Sekarang adalah waktunya gua ngomongin tentang #EKONOMI, setelah sebulan kemaren gua ngomongin tentang #ASMARA yang bisa kalian baca disini. Dan dari komentar yang ada di post #ASMARA itu, ada komenter yang bilang “Bahas tentang mahasiswa baru dong kak”. Akhirnya ada ide juga untuk nulis tentang #EKONOMI. Terimakasih untuk yang udah ngasi ide J)

Baiklah, ini saatnya gua menjelaskan mengenai ekonomi seorang MABA dan AKORU (Anak kos baru)

Ongkos di perantauan, ini harus sudah dipikirkan sejak lu milih universitas saat SBMPTN. Karena semakin bagus universitas yang dipilih, ongkos semesternya juga bakal semakin mahal. Mungkin searah dengan fasilitasnya, tapi kalo bagi gua yang hanya cukup, gua mungkin gak bisa menuhin biaya di UGM, karena yang bisa menuhin itu orang tua gua.

Bukan hanya soal uang semesternya, tapi uang daftar ulangnya, uang bukunya, dan uang uang yang tak terduga seperti biaya untuk fotokopi, dan sumbangan – sumbangan ketika ada event.

Selain itu, lu juga bakal jadi anak kos. Biaya kos itu berbeda dari biaya ketika tinggal bareng orang tua.
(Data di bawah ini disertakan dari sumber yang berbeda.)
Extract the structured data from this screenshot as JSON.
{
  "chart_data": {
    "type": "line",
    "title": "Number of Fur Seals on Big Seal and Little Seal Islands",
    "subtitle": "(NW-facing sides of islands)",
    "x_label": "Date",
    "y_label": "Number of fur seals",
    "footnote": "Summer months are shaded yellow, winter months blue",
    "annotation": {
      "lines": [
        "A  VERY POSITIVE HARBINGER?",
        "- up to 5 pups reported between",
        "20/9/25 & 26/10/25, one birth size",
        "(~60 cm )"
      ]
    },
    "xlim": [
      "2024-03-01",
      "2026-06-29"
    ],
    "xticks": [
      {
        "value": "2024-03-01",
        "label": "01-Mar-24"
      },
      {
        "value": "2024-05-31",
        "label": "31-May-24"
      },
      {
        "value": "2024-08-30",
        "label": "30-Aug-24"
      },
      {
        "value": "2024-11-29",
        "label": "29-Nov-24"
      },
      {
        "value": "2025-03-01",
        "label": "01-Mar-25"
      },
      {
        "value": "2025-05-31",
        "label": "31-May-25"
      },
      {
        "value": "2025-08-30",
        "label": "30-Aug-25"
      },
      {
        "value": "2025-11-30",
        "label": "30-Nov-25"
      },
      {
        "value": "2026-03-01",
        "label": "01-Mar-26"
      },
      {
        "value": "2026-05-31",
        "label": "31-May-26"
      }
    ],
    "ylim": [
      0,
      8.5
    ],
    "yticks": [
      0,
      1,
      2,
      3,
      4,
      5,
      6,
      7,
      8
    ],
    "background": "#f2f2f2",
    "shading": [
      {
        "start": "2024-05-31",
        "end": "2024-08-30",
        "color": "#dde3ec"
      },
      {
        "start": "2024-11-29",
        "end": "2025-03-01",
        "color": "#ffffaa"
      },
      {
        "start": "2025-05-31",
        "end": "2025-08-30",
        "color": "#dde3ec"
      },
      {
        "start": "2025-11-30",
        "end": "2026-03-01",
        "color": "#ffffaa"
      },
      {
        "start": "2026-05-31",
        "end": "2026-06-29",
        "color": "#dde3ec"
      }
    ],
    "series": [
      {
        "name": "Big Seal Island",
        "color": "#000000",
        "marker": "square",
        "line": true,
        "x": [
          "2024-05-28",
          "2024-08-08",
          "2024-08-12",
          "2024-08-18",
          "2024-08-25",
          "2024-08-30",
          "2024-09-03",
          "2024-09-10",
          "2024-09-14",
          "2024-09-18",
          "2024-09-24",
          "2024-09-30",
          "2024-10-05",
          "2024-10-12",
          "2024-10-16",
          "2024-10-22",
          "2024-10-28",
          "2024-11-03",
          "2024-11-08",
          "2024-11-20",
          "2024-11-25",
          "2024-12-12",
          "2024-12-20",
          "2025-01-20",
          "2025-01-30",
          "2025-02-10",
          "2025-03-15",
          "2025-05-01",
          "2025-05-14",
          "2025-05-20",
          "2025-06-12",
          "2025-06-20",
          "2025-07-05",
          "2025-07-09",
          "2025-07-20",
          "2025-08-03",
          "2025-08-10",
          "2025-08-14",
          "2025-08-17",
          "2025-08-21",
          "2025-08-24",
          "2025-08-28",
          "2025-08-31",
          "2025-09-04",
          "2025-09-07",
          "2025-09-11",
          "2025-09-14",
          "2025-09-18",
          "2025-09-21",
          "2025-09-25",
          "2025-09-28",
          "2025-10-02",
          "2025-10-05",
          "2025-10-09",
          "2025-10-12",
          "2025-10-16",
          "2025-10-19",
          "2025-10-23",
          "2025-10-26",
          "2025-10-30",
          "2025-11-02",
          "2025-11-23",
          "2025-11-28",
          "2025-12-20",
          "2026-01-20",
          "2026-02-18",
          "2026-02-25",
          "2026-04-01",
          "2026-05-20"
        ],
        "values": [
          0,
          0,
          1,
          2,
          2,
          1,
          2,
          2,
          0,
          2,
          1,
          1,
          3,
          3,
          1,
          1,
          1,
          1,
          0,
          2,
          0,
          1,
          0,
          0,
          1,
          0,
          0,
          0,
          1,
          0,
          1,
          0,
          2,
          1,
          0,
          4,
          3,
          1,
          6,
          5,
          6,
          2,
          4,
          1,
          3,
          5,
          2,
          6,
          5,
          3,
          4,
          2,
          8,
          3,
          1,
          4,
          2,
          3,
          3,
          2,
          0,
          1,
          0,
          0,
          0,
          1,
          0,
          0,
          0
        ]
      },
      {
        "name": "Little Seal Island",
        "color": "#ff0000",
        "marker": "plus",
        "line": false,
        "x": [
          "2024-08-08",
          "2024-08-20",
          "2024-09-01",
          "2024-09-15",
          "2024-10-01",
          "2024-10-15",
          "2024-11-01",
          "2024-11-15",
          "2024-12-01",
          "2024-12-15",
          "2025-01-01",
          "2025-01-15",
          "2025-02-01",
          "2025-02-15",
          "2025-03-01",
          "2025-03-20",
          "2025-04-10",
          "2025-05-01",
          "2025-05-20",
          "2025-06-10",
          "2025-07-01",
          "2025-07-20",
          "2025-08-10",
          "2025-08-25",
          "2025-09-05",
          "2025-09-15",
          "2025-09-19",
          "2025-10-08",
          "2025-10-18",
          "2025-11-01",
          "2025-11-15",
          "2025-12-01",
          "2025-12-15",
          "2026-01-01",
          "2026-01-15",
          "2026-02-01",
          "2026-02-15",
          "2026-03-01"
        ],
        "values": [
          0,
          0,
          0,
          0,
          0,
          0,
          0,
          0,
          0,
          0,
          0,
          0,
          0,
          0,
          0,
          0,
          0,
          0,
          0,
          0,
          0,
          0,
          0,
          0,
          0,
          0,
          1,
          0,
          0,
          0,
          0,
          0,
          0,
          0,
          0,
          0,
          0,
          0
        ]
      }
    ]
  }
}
Kalo gua itu dikasi 1jeti perbulan, dan perbulan harus disisihkan untuk beberapa hal berikut ini.

  1. Motor = 250 ribu -udah untuk minyak dan perawatan selama sebulan
  2. Makan = 400 ribu –masak ataupun tidak masak
  3. 350 ribu untuk hal yang tidak di perhitungkan sebelumnya.

Itu biaya hidup gua selama sebulan. Dan Alhamdulillah masih cukup untuk barang – barang yang ada di Riau. Dan itu kenapa gua gak ganti – ganti smartphone, susah nabung. #Curhat #SmartphoneuntukWahyu

Untung aja gua di Pekanbaru udah punya rumah sendiri, kalo belum, pasti biaya nambah lagi. Jadi, buat kalian yang menempuh pendidikan diperantauan, pastiin dulu berapa biaya yang akan kalian habiskan selama sebulan. Dihitung dari biaya hidup sendiri, rumah, kampus, dan transportasi.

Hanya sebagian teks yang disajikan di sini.